Under the leadership of Vittal Mallya, UB ramped up its presence in spirits in the late 1950s, building distilleries where it pioneered the production of Indian-made Foreign Liquor (IMFL), locally produced spirit usually distilled from molasses and sometimes laced with dollops of imported spirit concentrate and aged for a year or less.
Using this process, UB was able to sidestep high tariff barriers and launch McDowell's No.1 Brandy in 1963, and McDowell's No.1 Whisky in 1968. Mallya's son, Vijay Mallya, became a director at the age of 20 in 1975, and took over as chairman on the death of his father in 1983.
A string of acquisitions followed, including that of Shaw Wallace, owner of Royal Challenge whisky, in 2005. The following year, McDowell & Co was renamed United Spirits Limited, after which Mallya leveraged its balance sheet to acquire Whyte & Mackay for £595 million.

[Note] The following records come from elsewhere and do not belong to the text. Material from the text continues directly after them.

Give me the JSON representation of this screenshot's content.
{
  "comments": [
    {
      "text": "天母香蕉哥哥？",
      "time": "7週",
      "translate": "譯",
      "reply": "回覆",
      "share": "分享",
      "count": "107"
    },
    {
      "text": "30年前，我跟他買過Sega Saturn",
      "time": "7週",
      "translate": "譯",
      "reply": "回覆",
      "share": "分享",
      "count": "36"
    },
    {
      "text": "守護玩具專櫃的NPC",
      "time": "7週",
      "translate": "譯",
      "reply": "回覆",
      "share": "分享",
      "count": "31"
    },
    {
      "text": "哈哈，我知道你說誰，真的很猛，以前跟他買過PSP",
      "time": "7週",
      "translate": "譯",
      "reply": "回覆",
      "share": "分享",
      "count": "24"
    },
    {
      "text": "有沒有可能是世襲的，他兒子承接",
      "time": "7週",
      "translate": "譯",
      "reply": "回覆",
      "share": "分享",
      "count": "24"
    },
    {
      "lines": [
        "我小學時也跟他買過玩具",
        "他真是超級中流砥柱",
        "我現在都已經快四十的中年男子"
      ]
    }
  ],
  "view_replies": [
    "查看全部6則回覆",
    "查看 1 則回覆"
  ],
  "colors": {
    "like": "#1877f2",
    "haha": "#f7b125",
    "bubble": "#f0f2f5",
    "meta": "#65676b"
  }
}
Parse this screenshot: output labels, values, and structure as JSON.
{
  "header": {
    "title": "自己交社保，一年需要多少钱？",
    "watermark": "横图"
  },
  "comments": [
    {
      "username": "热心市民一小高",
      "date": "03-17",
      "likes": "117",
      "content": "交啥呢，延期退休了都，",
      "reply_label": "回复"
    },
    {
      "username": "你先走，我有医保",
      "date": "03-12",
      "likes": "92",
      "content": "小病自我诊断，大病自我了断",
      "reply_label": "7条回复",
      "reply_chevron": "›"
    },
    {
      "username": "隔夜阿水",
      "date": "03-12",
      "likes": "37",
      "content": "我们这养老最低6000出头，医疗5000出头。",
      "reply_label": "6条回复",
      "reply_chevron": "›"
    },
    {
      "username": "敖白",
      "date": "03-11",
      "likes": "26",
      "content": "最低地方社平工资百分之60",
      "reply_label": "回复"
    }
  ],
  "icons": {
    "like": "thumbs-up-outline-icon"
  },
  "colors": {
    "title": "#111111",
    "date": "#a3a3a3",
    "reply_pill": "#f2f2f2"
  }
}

In 2013, Diageo took an initial 10% shareholding in USL, enlarging its stake to 55.94% the following year, paying a total sum of £1.85 billion. Institutional shareholders including Franklin Templeton and BlackRock own the remaining 44.06% of USL. In 2014, USL offloaded Whyte & Mackay to Philippines-based Emperador for £430m.
Diageo ousted Vijay Mallya in February 2016 following concerns over alleged irregularities and improprieties, agreeing to hand him a US$75m "golden goodbye" – an upfront payment of $40m followed by five annual payments of US$7m.

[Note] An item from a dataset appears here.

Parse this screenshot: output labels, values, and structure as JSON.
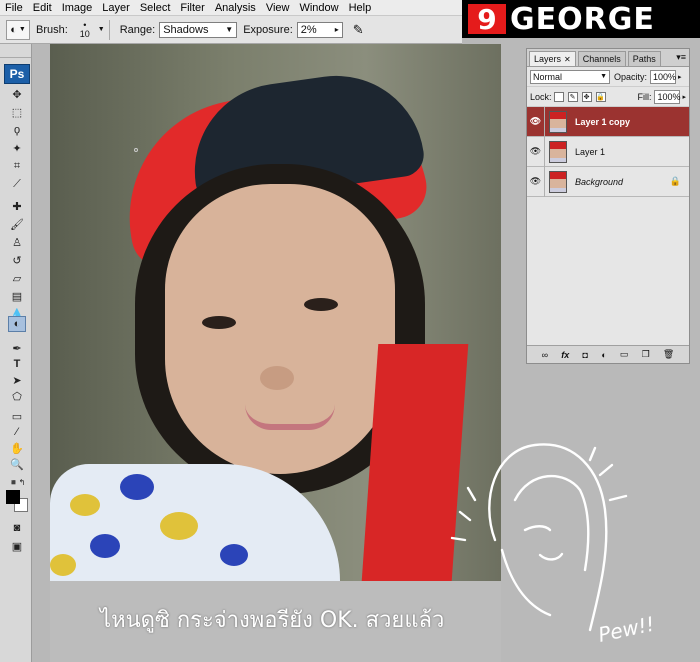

After Mallya breached the terms of the severance agreement, Diageo withheld US$35m and pursued him for the $40m it had already given him, and things became messier still. A high court trial scheduled for November is unlikely to proceed, since Mallya – once known as the "King of Good Times" due to his flamboyant lifestyle – was made bankrupt by creditors of his bust airline last year.
There have been allegations that Mallya syphoned £1bn out of Diageo, channelling the money into Formula 1 racing, Kingfisher Airlines, and his own extravagant lifestyle.
In July India's Supreme Court sentenced Mallya to four months imprisonment for disobeying a 2017 court judgement linked to Kingfisher Airlines' collapse. His legal attempts to resist extradition to India failed after he lost a high court appeal in 2020 – though he remains resident in London.
Mallya's lawyers argue he is being scapegoated by the government of Narendra Modi, which wants to make an example of the ex-playboy as corporate loans from state-backed banks go bad.
Ian Fraser is a financial journalist, a former business editor of Sunday Times Scotland, and author of Shredded: Inside RBS The Bank That Broke Britain.